20,000 Texas VA patients from Iraq, Afghanistan

Updated: Thursday, 12 Nov 2009, 5:38 PM MST
Published : Thursday, 12 Nov 2009, 5:37 PM MST

TEMPLE, Texas (KXAN) - There was a small party at the Veterans Administration Medical Center in Temple Thursday, complete with music, balloons and a goody bag full of gifts for an Iraqi War veteran.

Specialist Pablo Reyes, a former cavalry scout for the Army in Iraq was singled out as the 20,000th patient in the VA Central Texas area from Operation Iraqi Freedom in Iraq and Operation Enduring Freedom in Afghanistan. With a total patient population of almost 80,000 in this part of the state, that means the Iraq and Afghanistan wars are now responsible for a quarter of all the VA's work here. Much of that work involves mental health treatment for returning troops. For Pablo Reyes, the treatment will be for Post Traumatic Stress Disorder.

Reyes will get his treatment from the Mental Health and Behavioral Medicine Department of the Temple center. The acting chief of the department is Dr. Jeff Nelson.

"PTSD is treatable," said Dr. Nelson. "It can be very dramatic and very difficult, but it's treatable."

Nelson left a lucrative private psychiatric practice in Austin last year, to go to work for the VA bureaucracy in Temple.

"The VA was advertising for doctors," the doctor said. "It was obvious that there were so many folks coming back from Iraq and Afghanistan who needed help."

Demand for psychiatrists at the VA is so strong, Nelson took only a small pay cut to go to work in Temple.

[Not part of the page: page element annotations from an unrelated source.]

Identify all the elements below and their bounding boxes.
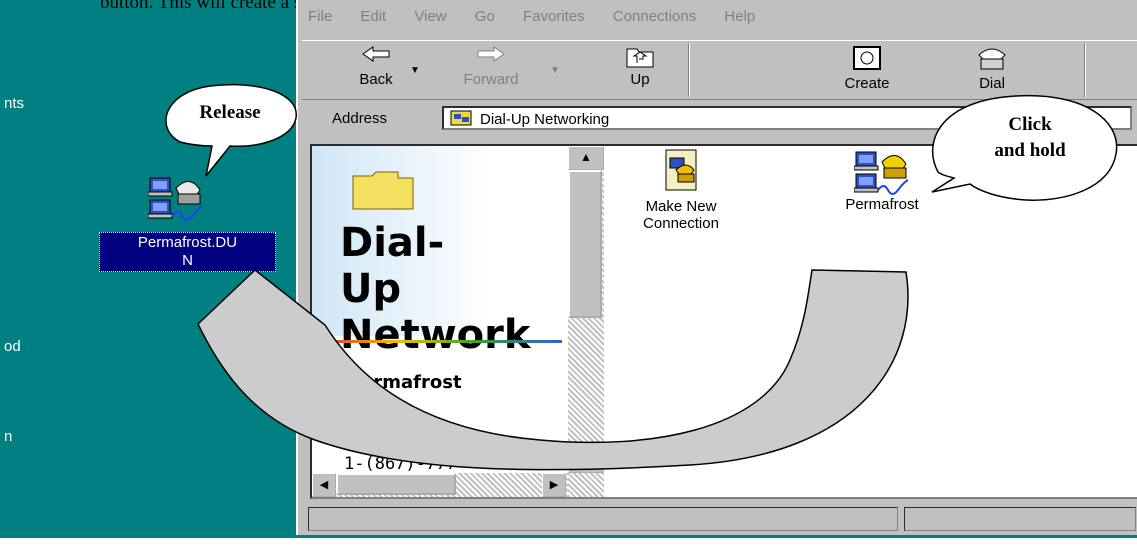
- release-callout-bubble: [165, 83, 297, 177]
- desktop-label-partial[interactable]: nts: [4, 95, 24, 112]
- horizontal-scrollbar[interactable]: ◀ ▶: [312, 473, 568, 497]
- horizontal-scroll-thumb[interactable]: [336, 473, 456, 495]
- permafrost-label: Permafrost: [845, 196, 919, 213]
- back-arrow-icon: [362, 46, 390, 62]
- rainbow-divider: [316, 340, 562, 343]
- click-hold-callout-text: Click and hold: [960, 112, 1100, 164]
- menu-favorites[interactable]: Favorites: [523, 8, 585, 25]
- create-label: Create: [844, 75, 890, 92]
- dial-label: Dial: [979, 75, 1005, 92]
- dial-phone-icon: [978, 48, 1006, 70]
- create-connection-icon: [853, 46, 881, 70]
- menu-go[interactable]: Go: [475, 8, 495, 25]
- scroll-down-icon[interactable]: ▼: [568, 449, 604, 473]
- explorer-window: File Edit View Go Favorites Connections …: [296, 0, 1137, 535]
- click-hold-line2: and hold: [994, 140, 1066, 161]
- pane-title: Dial- Up Network: [340, 220, 531, 358]
- vertical-scroll-thumb[interactable]: [568, 170, 602, 318]
- forward-arrow-icon: [477, 46, 505, 62]
- forward-dropdown-icon[interactable]: ▼: [550, 65, 560, 76]
- folder-icon: [352, 171, 414, 210]
- desktop-label-partial[interactable]: od: [4, 338, 21, 355]
- shortcut-label-line1: Permafrost.DU: [137, 234, 238, 251]
- menu-bar: File Edit View Go Favorites Connections …: [308, 8, 779, 32]
- phone-number-label: Phone # or Host 1-(867)-777: [344, 414, 457, 474]
- forward-button[interactable]: Forward: [456, 45, 526, 88]
- make-new-connection-item[interactable]: Make New Connection: [626, 148, 736, 232]
- status-bar: [308, 507, 1136, 533]
- menu-edit[interactable]: Edit: [360, 8, 386, 25]
- web-view-pane: Dial- Up Network Permafrost Phone # or H…: [312, 146, 568, 497]
- dialup-folder-icon: [450, 110, 472, 126]
- up-folder-icon: [626, 48, 654, 68]
- click-hold-line1: Click: [1008, 114, 1052, 135]
- address-label: Address: [332, 110, 388, 127]
- up-button[interactable]: Up: [612, 45, 668, 88]
- release-callout-text: Release: [199, 102, 261, 123]
- make-new-connection-label: Make New Connection: [643, 198, 719, 232]
- scroll-right-icon[interactable]: ▶: [542, 473, 566, 497]
- desktop-label-partial[interactable]: n: [4, 428, 12, 445]
- back-dropdown-icon[interactable]: ▼: [410, 65, 420, 76]
- make-new-connection-icon: [665, 149, 697, 191]
- menu-help[interactable]: Help: [724, 8, 755, 25]
- up-label: Up: [630, 71, 650, 88]
- dial-button[interactable]: Dial: [962, 45, 1022, 92]
- permafrost-connection-item[interactable]: Permafrost: [822, 148, 942, 213]
- connection-heading: Permafrost: [348, 372, 462, 393]
- toolbar-separator: [1084, 43, 1086, 97]
- menu-view[interactable]: View: [414, 8, 446, 25]
- toolbar: Back ▼ Forward ▼ Up Create Dial: [302, 40, 1137, 100]
- vertical-scrollbar[interactable]: ▲ ▼: [568, 146, 604, 497]
- create-button[interactable]: Create: [832, 45, 902, 92]
- shortcut-label-line2: N: [182, 252, 193, 269]
- address-value: Dial-Up Networking: [480, 111, 610, 128]
- scroll-up-icon[interactable]: ▲: [568, 146, 604, 170]
- back-label: Back: [359, 71, 393, 88]
- desktop-shortcut-label[interactable]: Permafrost.DU N: [99, 232, 276, 272]
- toolbar-separator: [688, 43, 690, 97]
- menu-file[interactable]: File: [308, 8, 332, 25]
- dialup-connection-icon: [853, 151, 909, 195]
- menu-connections[interactable]: Connections: [613, 8, 696, 25]
- status-panel-main: [308, 507, 898, 531]
- scroll-left-icon[interactable]: ◀: [312, 473, 336, 497]
- back-button[interactable]: Back: [348, 45, 404, 88]
- forward-label: Forward: [463, 71, 519, 88]
- status-panel-secondary: [904, 507, 1136, 531]
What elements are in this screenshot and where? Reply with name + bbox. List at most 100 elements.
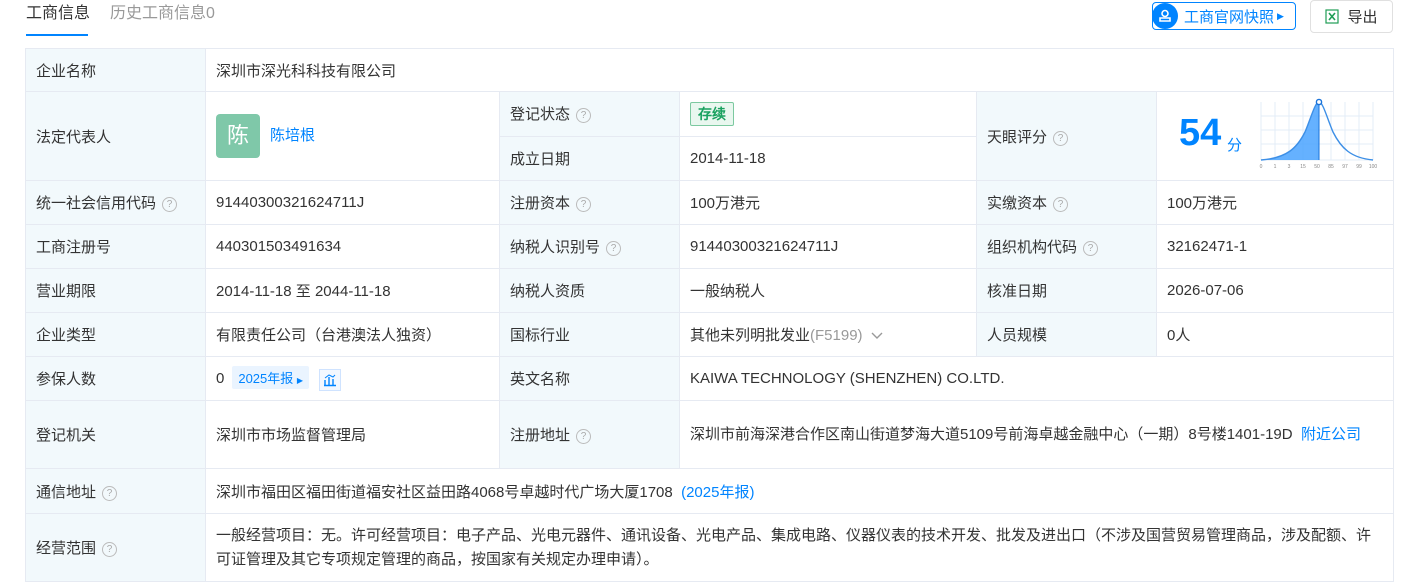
- taxpayer-qual-value: 一般纳税人: [679, 268, 977, 313]
- excel-icon: [1325, 9, 1340, 24]
- table-row: 参保人数 0 2025年报 ▶ 英文名称 KAIWA TECHNOLOGY (SH…: [25, 356, 1394, 401]
- industry-code: (F5199): [810, 327, 863, 344]
- chart-tick: 15: [1300, 164, 1306, 170]
- caret-right-icon: ▶: [296, 376, 304, 386]
- reg-authority-value: 深圳市市场监督管理局: [205, 400, 500, 469]
- company-name-label: 企业名称: [25, 48, 206, 92]
- help-icon[interactable]: ?: [576, 108, 592, 124]
- chevron-down-icon[interactable]: [871, 332, 883, 340]
- credit-code-value: 91440300321624711J: [205, 180, 500, 225]
- insured-cell: 0 2025年报 ▶: [205, 356, 500, 401]
- reg-status-cell: 存续: [679, 91, 977, 137]
- tab-history-business-info[interactable]: 历史工商信息0: [110, 4, 215, 24]
- avatar: 陈: [216, 114, 260, 158]
- chart-tick: 50: [1314, 164, 1320, 170]
- reg-status-label: 登记状态: [510, 106, 571, 124]
- reg-address-label: 注册地址: [510, 427, 571, 444]
- legal-rep-name-link[interactable]: 陈培根: [270, 127, 315, 144]
- business-info-table: 企业名称 深圳市深光科科技有限公司 法定代表人 陈陈培根 登记状态? 存续 天眼…: [25, 48, 1394, 582]
- legal-rep-label: 法定代表人: [25, 91, 206, 181]
- help-icon[interactable]: ?: [576, 429, 592, 444]
- reg-address-cell: 深圳市前海深港合作区南山街道梦海大道5109号前海卓越金融中心（一期）8号楼14…: [679, 400, 1394, 469]
- official-snapshot-label: 工商官网快照: [1184, 8, 1275, 26]
- score-unit: 分: [1227, 137, 1243, 154]
- chart-tick: 100: [1369, 164, 1378, 170]
- table-row: 营业期限 2014-11-18 至 2044-11-18 纳税人资质 一般纳税人…: [25, 268, 1394, 313]
- taxpayer-id-label: 纳税人识别号: [510, 239, 601, 256]
- table-row: 法定代表人 陈陈培根 登记状态? 存续 天眼评分? 54 分 0 1 3 15 …: [25, 91, 1394, 181]
- score-label-cell: 天眼评分?: [976, 91, 1157, 181]
- table-row: 统一社会信用代码? 91440300321624711J 注册资本? 100万港…: [25, 180, 1394, 225]
- industry-cell[interactable]: 其他未列明批发业(F5199): [679, 312, 977, 357]
- biz-reg-no-label: 工商注册号: [25, 224, 206, 269]
- help-icon[interactable]: ?: [102, 542, 118, 557]
- help-icon[interactable]: ?: [102, 485, 118, 501]
- snapshot-stamp-icon: [1152, 3, 1178, 29]
- mail-address-label: 通信地址: [36, 483, 97, 501]
- chart-tick: 99: [1356, 164, 1362, 170]
- help-icon[interactable]: ?: [1053, 197, 1069, 212]
- score-cell[interactable]: 54 分 0 1 3 15 50 85 97 99 100: [1156, 91, 1394, 181]
- company-type-label: 企业类型: [25, 312, 206, 357]
- biz-term-value: 2014-11-18 至 2044-11-18: [205, 268, 500, 313]
- active-tab-indicator: [26, 34, 88, 36]
- legal-rep-cell: 陈陈培根: [205, 91, 500, 181]
- industry-value: 其他未列明批发业: [690, 327, 811, 344]
- staff-size-value: 0人: [1156, 312, 1394, 357]
- help-icon[interactable]: ?: [162, 197, 178, 212]
- company-type-value: 有限责任公司（台港澳法人独资）: [205, 312, 500, 357]
- found-date-label: 成立日期: [499, 135, 680, 181]
- help-icon[interactable]: ?: [1083, 241, 1099, 256]
- mail-annual-report-link[interactable]: (2025年报): [681, 484, 754, 501]
- approve-date-label: 核准日期: [976, 268, 1157, 313]
- export-button[interactable]: 导出: [1310, 0, 1393, 33]
- taxpayer-id-value: 91440300321624711J: [679, 224, 977, 269]
- tab-business-info[interactable]: 工商信息: [26, 4, 90, 24]
- table-row: 通信地址? 深圳市福田区福田街道福安社区益田路4068号卓越时代广场大厦1708…: [25, 468, 1394, 514]
- chart-tick: 85: [1328, 164, 1334, 170]
- found-date-value: 2014-11-18: [679, 135, 977, 181]
- official-snapshot-button[interactable]: 工商官网快照 ▶: [1152, 2, 1296, 30]
- table-row: 企业名称 深圳市深光科科技有限公司: [25, 48, 1394, 92]
- nearby-company-link[interactable]: 附近公司: [1301, 426, 1361, 443]
- help-icon[interactable]: ?: [606, 241, 622, 256]
- biz-term-label: 营业期限: [25, 268, 206, 313]
- staff-size-label: 人员规模: [976, 312, 1157, 357]
- scope-label: 经营范围: [36, 540, 97, 557]
- export-label: 导出: [1347, 9, 1378, 26]
- reg-capital-label-cell: 注册资本?: [499, 180, 680, 225]
- paid-capital-value: 100万港元: [1156, 180, 1394, 225]
- help-icon[interactable]: ?: [1053, 130, 1069, 146]
- score-value: 54: [1179, 112, 1222, 154]
- paid-capital-label: 实缴资本: [987, 195, 1048, 212]
- approve-date-value: 2026-07-06: [1156, 268, 1394, 313]
- scope-label-cell: 经营范围?: [25, 513, 206, 582]
- annual-report-label: 2025年报: [238, 371, 294, 387]
- industry-label: 国标行业: [499, 312, 680, 357]
- reg-status-label-cell: 登记状态?: [499, 91, 680, 137]
- credit-code-label: 统一社会信用代码: [36, 195, 157, 212]
- scope-value: 一般经营项目：无。许可经营项目：电子产品、光电元器件、通讯设备、光电产品、集成电…: [205, 513, 1394, 582]
- org-code-label-cell: 组织机构代码?: [976, 224, 1157, 269]
- english-name-label: 英文名称: [499, 356, 680, 401]
- insured-label: 参保人数: [25, 356, 206, 401]
- taxpayer-id-label-cell: 纳税人识别号?: [499, 224, 680, 269]
- caret-right-icon: ▶: [1277, 10, 1284, 21]
- chart-tick: 3: [1288, 164, 1291, 170]
- paid-capital-label-cell: 实缴资本?: [976, 180, 1157, 225]
- taxpayer-qual-label: 纳税人资质: [499, 268, 680, 313]
- english-name-value: KAIWA TECHNOLOGY (SHENZHEN) CO.LTD.: [679, 356, 1394, 401]
- chart-tick: 97: [1342, 164, 1348, 170]
- reg-authority-label: 登记机关: [25, 400, 206, 469]
- credit-code-label-cell: 统一社会信用代码?: [25, 180, 206, 225]
- score-distribution-chart: 0 1 3 15 50 85 97 99 100: [1260, 98, 1378, 170]
- reg-capital-label: 注册资本: [510, 195, 571, 212]
- status-badge: 存续: [690, 101, 734, 126]
- annual-report-tag[interactable]: 2025年报 ▶: [232, 366, 310, 390]
- insured-value: 0: [216, 370, 225, 388]
- chart-tick: 1: [1274, 164, 1277, 170]
- company-name-value: 深圳市深光科科技有限公司: [205, 48, 1394, 92]
- stats-chart-icon[interactable]: [319, 368, 342, 391]
- table-row: 企业类型 有限责任公司（台港澳法人独资） 国标行业 其他未列明批发业(F5199…: [25, 312, 1394, 357]
- help-icon[interactable]: ?: [576, 197, 592, 212]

What he misses more is the independence he enjoyed in private practice. Bureaucratic hurdles stand in the way of everything from getting approval for a particular drug use to scheduling time off from the extremely stressful job of treating veterans with mental health problems.

"The risk of suicide, the risk of them feeling so angry that they want to hurt somebody, the images and the experiences and the turmoil they feel and they describe to you, it's very hard sometimes," said Nelson.

That's why the doctor was not all that surprised when he learned a psychiatrist was behind the multiple shootings at Fort Hood Nov. 5. He was however, deeply saddened. He worried about the impact of the shootings on those who need psychiatric help but are reluctant to get it.

"And how particularly hard it is in the military because of all the pressure to complete the mission, do the job, ignore the mental issues," he said.

Still, the doctor is encouraged and pleased by what he sees at the Temple center.

"I see a lot of them getting better," he said, "and a lot of them are very appreciative of the care they're getting here.